Les gens veulent se mobiliser (II)
Quelle est la meilleure façon d’initier un processus au moyen duquel le peuple exige, franchement et directement, les changements qu’il souhaite ?
Tous les préparatifs pour écraser une manifestation populaire, ce dont j’ai parlé dans la première partie de cet article, ne serviraient absolument à rien si les autorités cubaines ne pouvaient pas compter sur leur arme ultime : la capacité de tromper les gens. De les opposer les uns aux autres, pour la défense des intouchables.
À Cuba, la majorité des personnes n’a pas accès à une information objective et cohérente, qui viendrait de différentes sources à propos ce qui se passe dans le pays. La majorité vit dans une confusion mentale angoissante et infinie, ce qui n’est pas du au hasard. Ceci est pensé. Ainsi, il est prouvé que les gens n’agissent pas de façon rationnelle, mais de la façon que le pouvoir souhaite : et cela fonctionne.
Par exemple, il y a quelques jours, j’ai pu entendre à la télévision des informations sur “les faits de Tarará”. Lorsqu’un groupe de “contre-révolutionnaires” a attaqué pendant la nuit un poste frontière dans le but de voler un bateau et rejoindre les Etats-Unis. Le groupe a tué plusieurs agents du ministère de l’Intérieur. Les voleurs, et même ceux qui sont prêts à assassiner des êtres humains sont des êtres abominables et la loi doit s’appliquer, quel que soit leur bord. Mais il serait naïf de ne pas remarquer l’importance que l’on a donné lors de ce triste événement aux mots “contre-révolutionnaires”, à aucun moment on a utilisé dans les médias officiels le mot “délinquants”.
Serait-ce que lorsque vous utilisez le premier, il n’est pas nécessaire d’utiliser le second ? Sont-ils équivalents ? Non, ils ne le sont pas, mais le gouvernement veut qu’ils le soient. Parce qu’il est essentiel que lorsqu’on parle de Yoani Sanchez ou de toutes autres personnes qui expriment pacifiquement des idées qui ne sont pas en accord avec le point de vue officiel, les gens qui entendent le mot “contre-révolutionnaire” se souviennent de facto (comme un acte réflexe) des faits de Tarará et de bien d’autres faits. Et puis, par conséquent, qu’ils hurlent, qu’ils frappent, qu’ils répriment, qu’ils jettent de pierres… qu’ils commettent des crimes.

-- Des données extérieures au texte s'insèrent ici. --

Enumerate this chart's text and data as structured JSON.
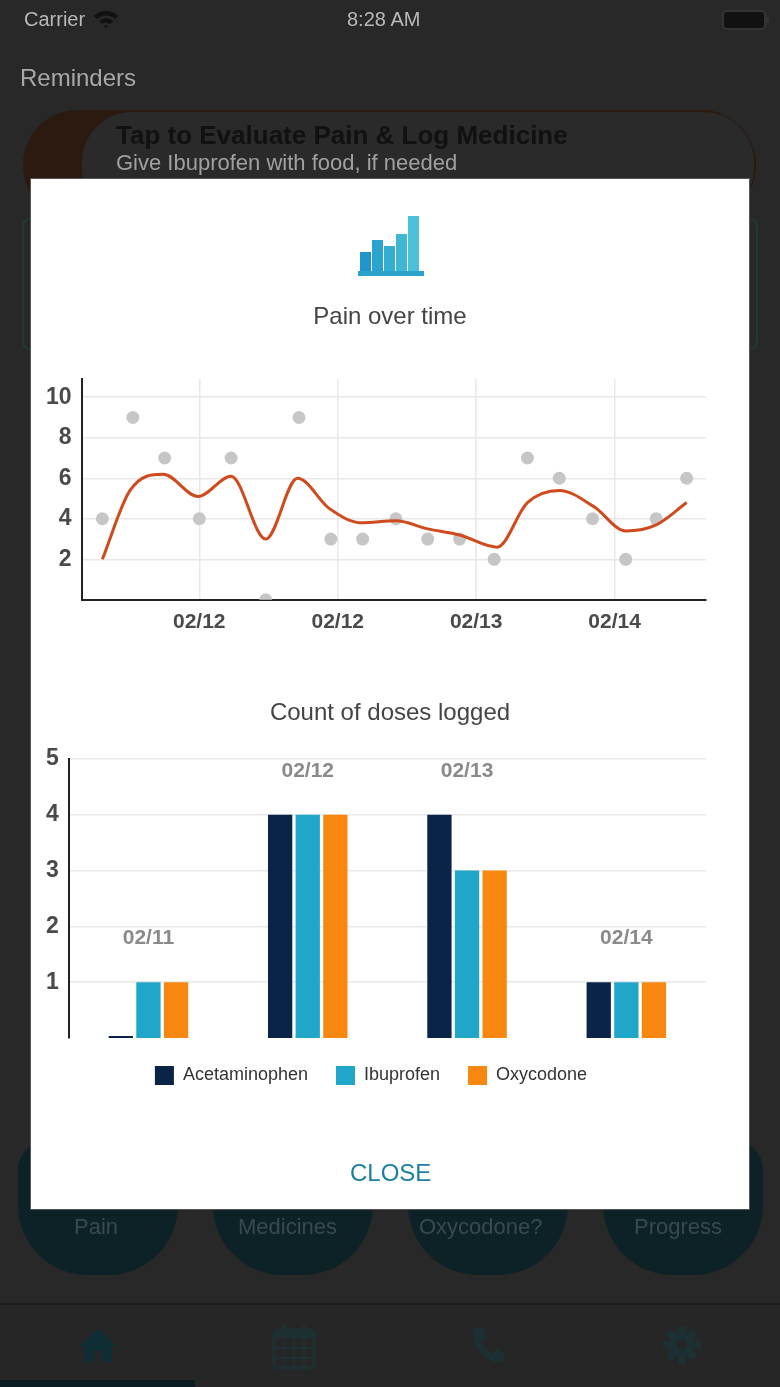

C’est pourquoi certaines personnes continuent à se prêter à ces jeux diaboliques que sont les actes de répudiation, elles ne connaissent pas parfois l’être humain, victime de ces actes, qu’ils sont en train de répudier sur ordre. Nous devons aussi reconnaître que, parfois dans ces groupes il se trouve des gens ayant des antécédents pénaux. Ils s’attaquent alors un citoyen qui n’en a pas. Mais l’État ne se soucie pas de ça, tous ceux qui s’allie pour crier contre le répudié sont les bienvenues, et peut-être qu’en hurlant jusqu’en devenir aphone, il pourront obtenir un diplôme.
À Cuba, il y a des centaines, voire des milliers de cadres du Parti communiste cubain et de hauts fonctionnaires qui ont été accusé, preuves en mains, pour avoir volé des milliers de pesos et des matériaux de toutes sortes au peuple, afin de s’enrichir personnellement. Ils ont commis des détournements de fonds, des falsifications et les pires délits… Et je n’ai jamais entendu dire que quelqu’un a organisé contre eux un acte de répudiation. “Le sensible peuple de Cuba” ne se sent-il pas menacé par ces individus, déteste-t-il à mort ceux qui publient des articles comme celui-ci ?
Quels sont les vrais ennemis du peuple : ceux qui descendent dans la rue pour exiger le respect de leurs droits (ceux de nous tous) ou ceux qui volent tous les jours protégés et cachés derrière une fonction officielle ?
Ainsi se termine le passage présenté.